A palavra portuguesa “pagode”, que foi adoptada noutras línguas, é um nome genérico para templo asiático, especialmente do budismo e do bramanismo. “Pagode” é também sinónimo de “pândega”, mas o mais relevante é mesmo ter-se tornado símbolo global do oriente e do exotismo. Um pagode de oito pisos com quase um metro de altura, feito em porcelana da China azul e branca, é um dos destaques do stand dos antiquários Jorge Welsh e Luísa Vinhais e também da feira TEFAF, a decorrer em Maastricht, na Holanda, entre 11 e 20 de Março, considerada a mais importante feira de arte e antiguidades.

Vindo de uma colecção particular europeia, é uma peça decorativa produzida na China no final do século XVIII ou no início do século XIX. “Das peças extraordinárias da porcelana chinesa para exportação, os pagodes são talvez as mais emblemáticas e raras.
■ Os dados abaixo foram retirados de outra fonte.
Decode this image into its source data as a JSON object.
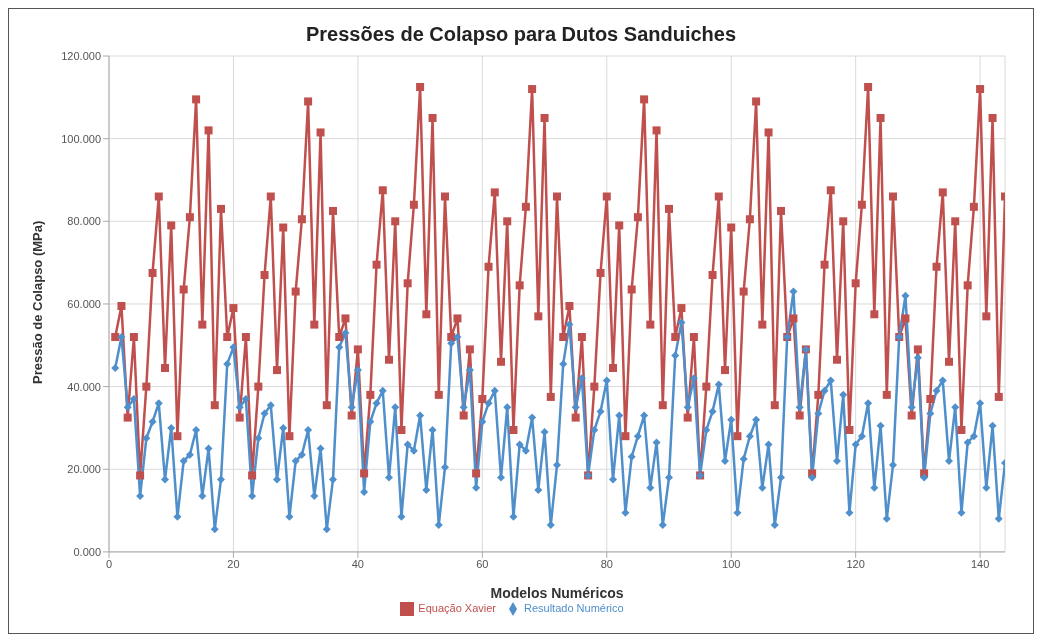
{
  "chart_data": {
    "type": "line",
    "title": "Pressões de Colapso para Dutos Sanduiches",
    "xlabel": "Modelos Numéricos",
    "ylabel": "Pressão de Colapso (MPa)",
    "x": [
      1,
      2,
      3,
      4,
      5,
      6,
      7,
      8,
      9,
      10,
      11,
      12,
      13,
      14,
      15,
      16,
      17,
      18,
      19,
      20,
      21,
      22,
      23,
      24,
      25,
      26,
      27,
      28,
      29,
      30,
      31,
      32,
      33,
      34,
      35,
      36,
      37,
      38,
      39,
      40,
      41,
      42,
      43,
      44,
      45,
      46,
      47,
      48,
      49,
      50,
      51,
      52,
      53,
      54,
      55,
      56,
      57,
      58,
      59,
      60,
      61,
      62,
      63,
      64,
      65,
      66,
      67,
      68,
      69,
      70,
      71,
      72,
      73,
      74,
      75,
      76,
      77,
      78,
      79,
      80,
      81,
      82,
      83,
      84,
      85,
      86,
      87,
      88,
      89,
      90,
      91,
      92,
      93,
      94,
      95,
      96,
      97,
      98,
      99,
      100,
      101,
      102,
      103,
      104,
      105,
      106,
      107,
      108,
      109,
      110,
      111,
      112,
      113,
      114,
      115,
      116,
      117,
      118,
      119,
      120,
      121,
      122,
      123,
      124,
      125,
      126,
      127,
      128,
      129,
      130,
      131,
      132,
      133,
      134,
      135,
      136,
      137,
      138,
      139,
      140,
      141,
      142,
      143,
      144
    ],
    "series": [
      {
        "name": "Resultado Numérico",
        "color": "#4f8fcb",
        "marker": "diamond",
        "values": [
          44.5,
          52,
          35,
          37,
          13.5,
          27.5,
          31.5,
          36,
          17.5,
          30,
          8.5,
          22,
          23.5,
          29.5,
          13.5,
          25,
          5.5,
          17.5,
          45.5,
          49.5,
          35,
          37,
          13.5,
          27.5,
          33.5,
          35.5,
          17.5,
          30,
          8.5,
          22,
          23.5,
          29.5,
          13.5,
          25,
          5.5,
          17.5,
          49.5,
          53,
          35,
          44,
          14.5,
          31.5,
          36,
          39,
          18,
          35,
          8.5,
          26,
          24.5,
          33,
          15,
          29.5,
          6.5,
          20.5,
          50.5,
          52,
          35,
          44,
          15.5,
          31.5,
          36,
          39,
          18,
          35,
          8.5,
          26,
          24.5,
          32.5,
          15,
          29,
          6.5,
          21,
          45.5,
          55,
          35,
          42,
          18.5,
          29.5,
          34,
          41.5,
          17.5,
          33,
          9.5,
          23,
          28,
          33,
          15.5,
          26.5,
          6.5,
          18,
          47.5,
          55.5,
          35,
          42,
          18.5,
          29.5,
          34,
          40.5,
          22,
          32,
          9.5,
          22.5,
          28,
          32,
          15.5,
          26,
          6.5,
          18,
          52,
          63,
          35,
          49,
          18,
          33.5,
          39,
          41.5,
          22,
          38,
          9.5,
          26,
          28,
          36,
          15.5,
          30.5,
          8,
          21,
          52,
          62,
          35,
          47,
          18,
          33.5,
          39,
          41.5,
          22,
          35,
          9.5,
          26.5,
          28,
          36,
          15.5,
          30.5,
          8,
          21.5
        ]
      },
      {
        "name": "Equação Xavier",
        "color": "#c0504d",
        "marker": "square",
        "values": [
          52,
          59.5,
          32.5,
          52,
          18.5,
          40,
          67.5,
          86,
          44.5,
          79,
          28,
          63.5,
          81,
          109.5,
          55,
          102,
          35.5,
          83,
          52,
          59,
          32.5,
          52,
          18.5,
          40,
          67,
          86,
          44,
          78.5,
          28,
          63,
          80.5,
          109,
          55,
          101.5,
          35.5,
          82.5,
          52,
          56.5,
          33,
          49,
          19,
          38,
          69.5,
          87.5,
          46.5,
          80,
          29.5,
          65,
          84,
          112.5,
          57.5,
          105,
          38,
          86,
          52,
          56.5,
          33,
          49,
          19,
          37,
          69,
          87,
          46,
          80,
          29.5,
          64.5,
          83.5,
          112,
          57,
          105,
          37.5,
          86,
          52,
          59.5,
          32.5,
          52,
          18.5,
          40,
          67.5,
          86,
          44.5,
          79,
          28,
          63.5,
          81,
          109.5,
          55,
          102,
          35.5,
          83,
          52,
          59,
          32.5,
          52,
          18.5,
          40,
          67,
          86,
          44,
          78.5,
          28,
          63,
          80.5,
          109,
          55,
          101.5,
          35.5,
          82.5,
          52,
          56.5,
          33,
          49,
          19,
          38,
          69.5,
          87.5,
          46.5,
          80,
          29.5,
          65,
          84,
          112.5,
          57.5,
          105,
          38,
          86,
          52,
          56.5,
          33,
          49,
          19,
          37,
          69,
          87,
          46,
          80,
          29.5,
          64.5,
          83.5,
          112,
          57,
          105,
          37.5,
          86
        ]
      }
    ],
    "xlim": [
      0,
      144
    ],
    "xticks": [
      0,
      20,
      40,
      60,
      80,
      100,
      120,
      140
    ],
    "ylim": [
      0,
      120
    ],
    "yticks": [
      {
        "value": 0,
        "label": "0.000"
      },
      {
        "value": 20,
        "label": "20.000"
      },
      {
        "value": 40,
        "label": "40.000"
      },
      {
        "value": 60,
        "label": "60.000"
      },
      {
        "value": 80,
        "label": "80.000"
      },
      {
        "value": 100,
        "label": "100.000"
      },
      {
        "value": 120,
        "label": "120.000"
      }
    ],
    "grid": true,
    "legend": "bottom",
    "line_style": "solid"
  }
}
Com esta altura de quase um metro, os pagodes fazem-se apenas neste período e conhecem-se em todo o mundo cerca de dez ou 12. Os azuis e brancos são mais raros do que os da família rosa. Existe um semelhante no Rijksmuseum, em Amesterdão”, explica ao PÚBLICO o antiquário Jorge Welsh, que tem loja aberta em Lisboa e Londres e faz parte do comité executivo da TEFAF. O preço prefere não revelar, mas ultrapassa os cem mil euros.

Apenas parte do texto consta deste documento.